I have no idea what to say. I attempt to be funny, having no idea where he’s going with this. “They keep the riff-raff off the beach?” I speculate.
He looks at me like I’m an idiot. “Nooooo!” he says, “they’re great on deli rolls!”
And now, The First Place Magnificent Punchline, spoken by the beautiful Trisha McCloskey Duffy, a damn fine and damn funny woman, on Christmas Eve, 2004. It was our baby boy’s first Christmas. It was our third Christmas here at the house on Duffy’s Creek that we had bought from my parents when they moved to a retirement community. My parents had lived here for 45 years. We had begun a tradition of having them over to the house on Christmas Eve, because they were staying in a hotel in Rockville Centre so they could go to my sister’s house in Lynbrook for Christmas Day. But Christmas Eve was reserved for my sister’s in-laws, and seeing as my parents had nowhere to go, we started feeding them on Christmas Eve.
That particular Christmas Eve was a lot of work, it being The Dude’s first Christmas and all. Trisha really wanted out of it. She had to work that day and really didn’t want to go through having my parents over for Christmas Eve again, as it seemed we had just done it last year. I was sort of ambivalent about it myself, but I knew, as she knew, that there was no way out of it, it being family and all. And I knew that they wouldn’t be doing this forever, and really I liked them, and I wanted them to get to visit the house where they spent 45 Christmas Eves. So in short, my wife knew she had to put on a happy face and put up with it, and I gladly accepted that I would pay for it in the due course of time.

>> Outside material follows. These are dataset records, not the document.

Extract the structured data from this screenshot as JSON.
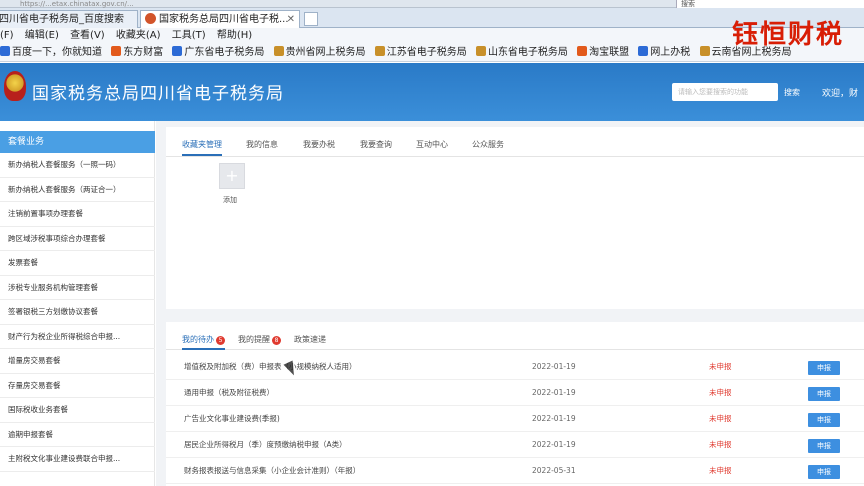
{
  "browser": {
    "url_fragment": "https://...etax.chinatax.gov.cn/...",
    "search_mini": "搜索",
    "tabs": [
      {
        "label": "四川省电子税务局_百度搜索",
        "active": false
      },
      {
        "label": "国家税务总局四川省电子税...",
        "active": true
      }
    ],
    "menu": [
      "(F)",
      "编辑(E)",
      "查看(V)",
      "收藏夹(A)",
      "工具(T)",
      "帮助(H)"
    ],
    "favorites": [
      {
        "label": "百度一下，你就知道",
        "color": "#2d6bd6"
      },
      {
        "label": "东方财富",
        "color": "#e25a1c"
      },
      {
        "label": "广东省电子税务局",
        "color": "#2d6bd6"
      },
      {
        "label": "贵州省网上税务局",
        "color": "#c8902a"
      },
      {
        "label": "江苏省电子税务局",
        "color": "#c8902a"
      },
      {
        "label": "山东省电子税务局",
        "color": "#c8902a"
      },
      {
        "label": "淘宝联盟",
        "color": "#e25a1c"
      },
      {
        "label": "网上办税",
        "color": "#2d6bd6"
      },
      {
        "label": "云南省网上税务局",
        "color": "#c8902a"
      }
    ]
  },
  "watermark": "钰恒财税",
  "header": {
    "title": "国家税务总局四川省电子税务局",
    "search_placeholder": "请输入您要搜索的功能",
    "search_button": "搜索",
    "welcome": "欢迎，财"
  },
  "sidebar": {
    "heading": "套餐业务",
    "items": [
      "新办纳税人套餐服务（一照一码）",
      "新办纳税人套餐服务（两证合一）",
      "注销前置事项办理套餐",
      "跨区域涉税事项综合办理套餐",
      "发票套餐",
      "涉税专业服务机构管理套餐",
      "签署银税三方划缴协议套餐",
      "财产行为税企业所得税综合申报...",
      "增量房交易套餐",
      "存量房交易套餐",
      "国际税收业务套餐",
      "逾期申报套餐",
      "主附税文化事业建设费联合申报..."
    ]
  },
  "top_panel": {
    "tabs": [
      "收藏夹管理",
      "我的信息",
      "我要办税",
      "我要查询",
      "互动中心",
      "公众服务"
    ],
    "add_label": "添加"
  },
  "todo_panel": {
    "tabs": [
      {
        "label": "我的待办",
        "badge": "5"
      },
      {
        "label": "我的提醒",
        "badge": "8"
      },
      {
        "label": "政策速递",
        "badge": ""
      }
    ],
    "rows": [
      {
        "name": "增值税及附加税（费）申报表（小规模纳税人适用）",
        "date": "2022-01-19",
        "status": "未申报",
        "action": "申报"
      },
      {
        "name": "通用申报（税及附征税费）",
        "date": "2022-01-19",
        "status": "未申报",
        "action": "申报"
      },
      {
        "name": "广告业文化事业建设费(季报)",
        "date": "2022-01-19",
        "status": "未申报",
        "action": "申报"
      },
      {
        "name": "居民企业所得税月（季）度预缴纳税申报（A类）",
        "date": "2022-01-19",
        "status": "未申报",
        "action": "申报"
      },
      {
        "name": "财务报表报送与信息采集（小企业会计准则）（年报）",
        "date": "2022-05-31",
        "status": "未申报",
        "action": "申报"
      }
    ]
  },
  "colors": {
    "header_blue": "#3b8fd9",
    "accent": "#2a6fb8",
    "alert_red": "#e03a2f",
    "button_blue": "#3d8fe0"
  }
}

We had a nice visit, although I could see that Trisha was getting more and more tired. At about 9:30, she excused herself to put The Dude to bed, and after about twenty more minutes of Irish goodbyes, My parents went on their way back to the hotel. I sat down to watch the last part of “It’s a Wonderful Life.”
Trisha came downstairs very groggy and very punky about 45 minutes later. She had fallen asleep with The Dude while putting him to sleep, which always made her feel very groggy and very punky when she woke up and realized she’d fallen asleep. George Bailey was on the bridge. He had just found Zu Zu’s petals. I was feeling all Christmas-y. Trisha was knocking back a Miller High Life, not smiling at all.

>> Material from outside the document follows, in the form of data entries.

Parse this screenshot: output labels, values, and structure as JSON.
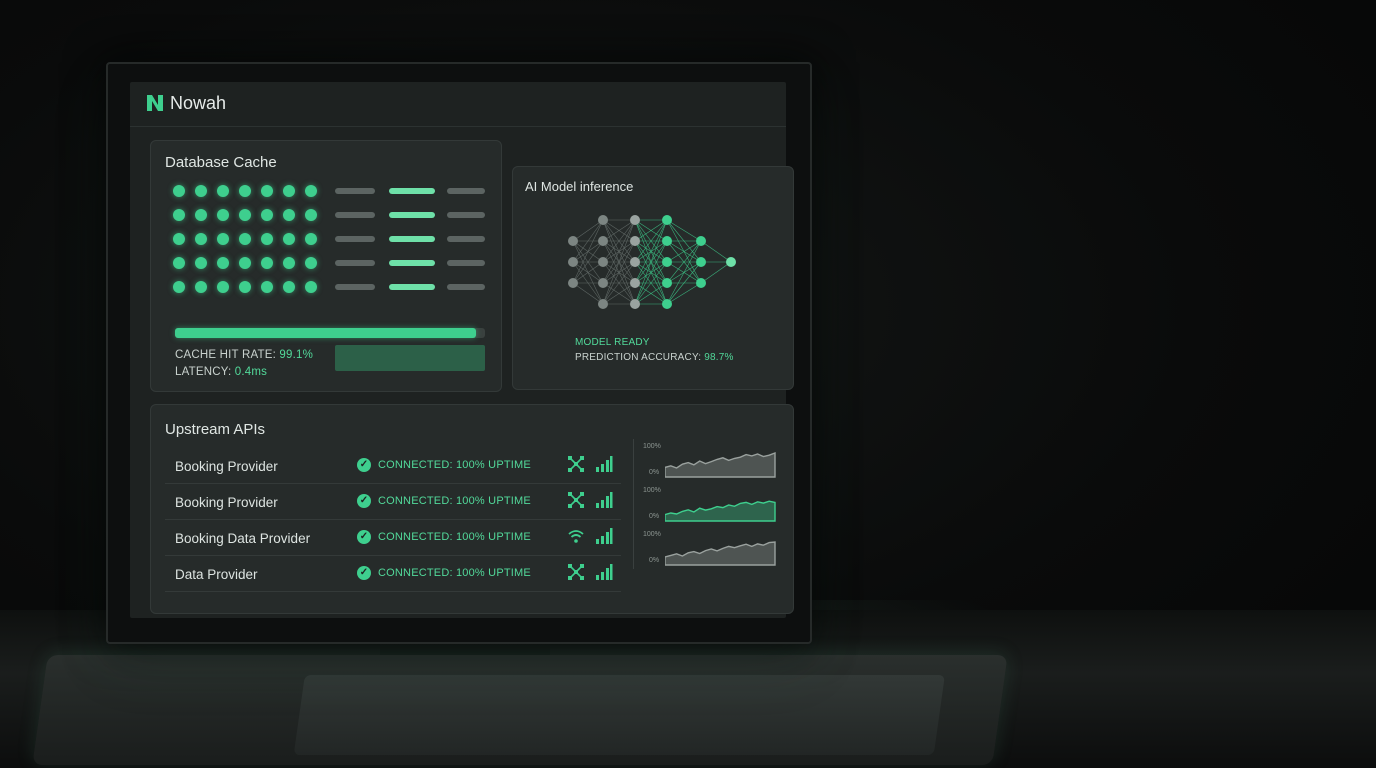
{
  "app": {
    "name": "Nowah"
  },
  "cache": {
    "title": "Database Cache",
    "hit_rate_label": "CACHE HIT RATE:",
    "hit_rate_value": "99.1%",
    "hit_rate_fraction": 0.97,
    "latency_label": "LATENCY:",
    "latency_value": "0.4ms"
  },
  "ai": {
    "title": "AI Model inference",
    "status": "MODEL READY",
    "accuracy_label": "PREDICTION ACCURACY:",
    "accuracy_value": "98.7%"
  },
  "upstream": {
    "title": "Upstream APIs",
    "rows": [
      {
        "name": "Booking Provider",
        "status": "CONNECTED: 100% UPTIME",
        "icon": "network-nodes-icon",
        "signal": "signal-bars-icon"
      },
      {
        "name": "Booking Provider",
        "status": "CONNECTED: 100% UPTIME",
        "icon": "network-nodes-icon",
        "signal": "signal-bars-icon"
      },
      {
        "name": "Booking Data Provider",
        "status": "CONNECTED: 100% UPTIME",
        "icon": "wifi-icon",
        "signal": "signal-bars-icon"
      },
      {
        "name": "Data Provider",
        "status": "CONNECTED: 100% UPTIME",
        "icon": "network-nodes-icon",
        "signal": "signal-bars-icon"
      }
    ],
    "sparklines": [
      {
        "top_label": "100%",
        "bottom_label": "0%",
        "color": "#9aa19e",
        "values": [
          30,
          35,
          28,
          40,
          45,
          38,
          50,
          42,
          48,
          55,
          60,
          52,
          58,
          62,
          70,
          66,
          72,
          64,
          68,
          75
        ]
      },
      {
        "top_label": "100%",
        "bottom_label": "0%",
        "color": "#3ecf8e",
        "values": [
          20,
          25,
          22,
          30,
          35,
          28,
          40,
          34,
          38,
          45,
          42,
          50,
          46,
          55,
          58,
          52,
          60,
          56,
          62,
          58
        ]
      },
      {
        "top_label": "100%",
        "bottom_label": "0%",
        "color": "#9aa19e",
        "values": [
          25,
          30,
          35,
          28,
          38,
          42,
          36,
          45,
          50,
          44,
          52,
          58,
          54,
          60,
          65,
          58,
          66,
          62,
          70,
          72
        ]
      }
    ]
  },
  "colors": {
    "accent": "#3ecf8e",
    "panel": "#262b2a",
    "screen": "#1e2221"
  }
}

The final scene comes around. All of George’s friends come to bail him out. Harry swooshes in covered in snow, after Ernie the Taxi Driver had just whisked him in from the airport. Mary Bailey exclaims, “Mr. Martini? How about some wine!”

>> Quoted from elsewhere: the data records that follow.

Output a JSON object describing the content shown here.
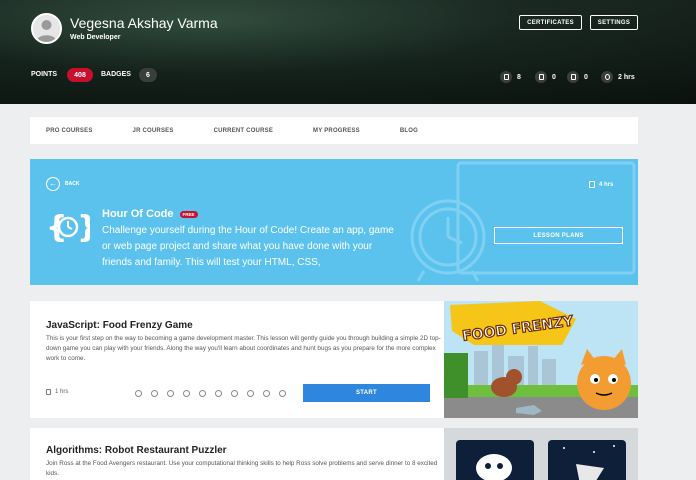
{
  "header": {
    "user_name": "Vegesna Akshay Varma",
    "user_role": "Web Developer",
    "certificates_label": "CERTIFICATES",
    "settings_label": "SETTINGS",
    "points_label": "POINTS",
    "points_value": "408",
    "badges_label": "BADGES",
    "badges_value": "6",
    "stats": [
      {
        "icon": "book-icon",
        "value": "8"
      },
      {
        "icon": "layout-icon",
        "value": "0"
      },
      {
        "icon": "quiz-icon",
        "value": "0"
      },
      {
        "icon": "watch-icon",
        "value": "2 hrs"
      }
    ]
  },
  "nav": {
    "items": [
      "PRO COURSES",
      "JR COURSES",
      "CURRENT COURSE",
      "MY PROGRESS",
      "BLOG"
    ]
  },
  "banner": {
    "back_label": "BACK",
    "title": "Hour Of Code",
    "badge": "FREE",
    "description": "Challenge yourself during the Hour of Code! Create an app, game or web page project and share what you have done with your friends and family. This will test your HTML, CSS,",
    "time": "4 hrs",
    "lesson_plans_label": "LESSON PLANS",
    "color": "#5bc2ee"
  },
  "courses": [
    {
      "title": "JavaScript: Food Frenzy Game",
      "description": "This is your first step on the way to becoming a game development master. This lesson will gently guide you through building a simple 2D top-down game you can play with your friends. Along the way you'll learn about coordinates and hunt bugs as you prepare for the more complex work to come.",
      "time": "1 hrs",
      "start_label": "START",
      "image_text": "FOOD FRENZY"
    },
    {
      "title": "Algorithms: Robot Restaurant Puzzler",
      "description": "Join Ross at the Food Avengers restaurant. Use your computational thinking skills to help Ross solve problems and serve dinner to 8 excited kids."
    }
  ],
  "colors": {
    "accent_red": "#c8102e",
    "start_blue": "#2e86de"
  }
}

On the couch, Trisha takes another healthy swig of her High Life and says, “What? Oh, Mr. Martini just happens to be walking around with wine for everybody? Just ’cause he owns a bar he automatically has wine? That makes no sense! Mr. Gower? How about some Vicodin!”
I love that woman.
I hope you enjoyed reading these little stories half as much as I enjoyed telling them one more time. If you have any Magnificent Punchlines of your own, I’d love to hear them. See you back here on Duffy’s Creek real soon.